FLUX is the final stretch for CommanderVideo. Having died in the previous game, FLUX features the Commander viewing his life from an exterior perspective. He learns to accept his demise and let go of the things he held dear in life, while also becoming satisfied with the life he was able to have.
With this sudden loss, CommanderVideo keeps moving forward, on the path to the afterlife (as seen in the backgrounds of the levels).
He sees the world in an all new way. The 5 symbols in the cutscene represent the past 5 games.
His mind and soul are being cleared. After the final bossfight is over, he recognizes that the symbols were a picture of his personality and himself as a whole. Then he returns home, which looks different than what he first remembered when he was young.
After all is said and done, CommanderVideo's soul has finally let go of its mortal bondage, and ascends into the light, playing one final game of BEAT as he goes. Eventually, the light becomes so blinding that CommanderVideo inevitably loses the game, setting him free in one, absolute, final GAME OVER.
CommanderVideo's BIT.TRIP has come to an end.

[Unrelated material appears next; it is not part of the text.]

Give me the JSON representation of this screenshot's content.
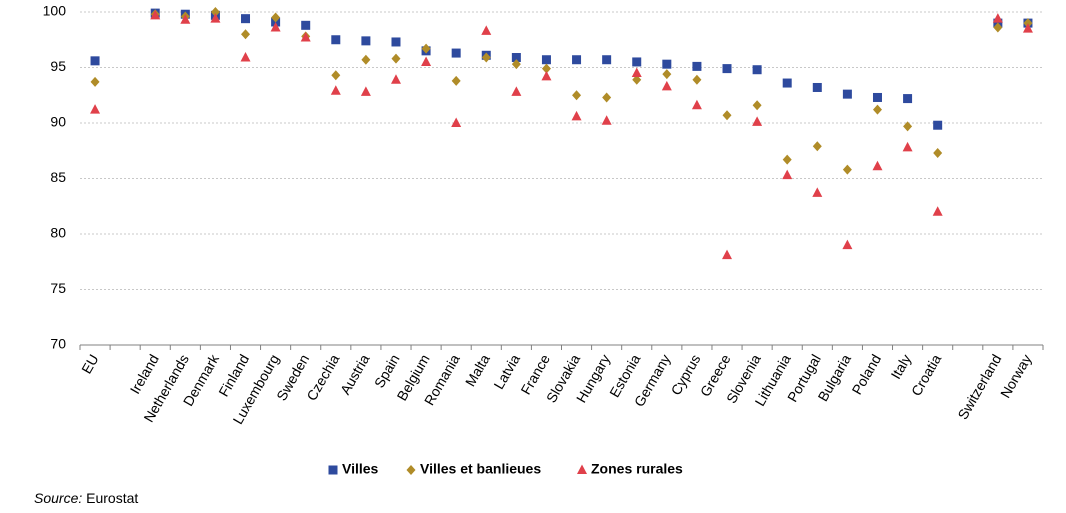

Runner2 was explicitly stated to not be canon to the rest of the series, but despite this, was also designed to fit snugly between RUNNER and FATE. This is explained away as the game's setting suffering from time dilation, where CommanderVideo spent several months in this new world trying to find his way out, only to find no time had passed in his world.
The opening cutscene shows the crew chasing after Mingrawn Timbletot after the conclusion of RUNNER. In an effort to stall their pursuit, Timbletot fires a "Reality Unfusion Beam" at them. CommanderVideo, in an effort to protect his comrades, jumps in front of the beam, taking the brunt of its force and resulting in him being transported into the colourful, zany world of Runner2. CommanderVideo then spends three months helping the denizens of this new world as he searches for a way back home, ultimately finding a portal back home inside of an innocuous Broom Closet. After one final fight with Timbletot in the BIT.TRIP, CommanderVideo reunites with his team and they continue giving chase with Timbletot, leading into BIT.TRIP FATE.

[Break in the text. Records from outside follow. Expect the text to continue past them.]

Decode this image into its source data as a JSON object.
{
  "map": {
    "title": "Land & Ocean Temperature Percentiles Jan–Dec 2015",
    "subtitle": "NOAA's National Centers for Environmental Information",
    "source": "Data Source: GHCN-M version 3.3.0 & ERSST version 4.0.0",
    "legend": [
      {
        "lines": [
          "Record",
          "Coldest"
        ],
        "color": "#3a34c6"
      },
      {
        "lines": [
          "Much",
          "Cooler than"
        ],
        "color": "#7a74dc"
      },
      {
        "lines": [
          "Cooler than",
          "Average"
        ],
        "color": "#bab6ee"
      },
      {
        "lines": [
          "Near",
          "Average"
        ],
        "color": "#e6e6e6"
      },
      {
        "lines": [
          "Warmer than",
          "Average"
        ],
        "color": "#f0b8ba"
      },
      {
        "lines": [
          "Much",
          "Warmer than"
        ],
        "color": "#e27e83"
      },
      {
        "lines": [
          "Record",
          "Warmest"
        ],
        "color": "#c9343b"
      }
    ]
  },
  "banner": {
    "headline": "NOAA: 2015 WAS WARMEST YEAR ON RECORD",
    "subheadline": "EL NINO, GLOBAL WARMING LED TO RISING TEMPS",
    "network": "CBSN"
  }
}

Also, another speculation is that in the Bit. Trip world, there are references to the older levels in the background. This may mean that CommanderVideo here is the CommanderVideo in the intro of Beat, before he makes a new CommanderVideo. This might also explain why Flux is backwards-- because since CommanderVideo is deflecting the beats backward, the beats in the Beat intro are the Flux beats giving life to the next CommanderVideo.
Runner3 is not canon at all. Unlike Runner2, which was made to fit between RUNNER and FATE, Runner3 has zero ties to any of the previous games other than its immediate predecessor, as it takes place in the same whimsical world.
There is a chance, however, that Runner3 can take place in a different timeline, and he defeats Timbletot succesfully instead of his anger overtaking him in FATE. There is no evidence of this in the games, though, and only a speculation.
There might also only be 2 timelines (1 normal and 2 hard) and after the hard timeline is complete CommanderVideo is taken to the afterlife.
Another speculation is that in Bit. Trip Complete, there is a hard mode and different challenges. The hard mode can be in a different Timeline (e. g. after Flux where he is reborn back into Beat) but with a challenge.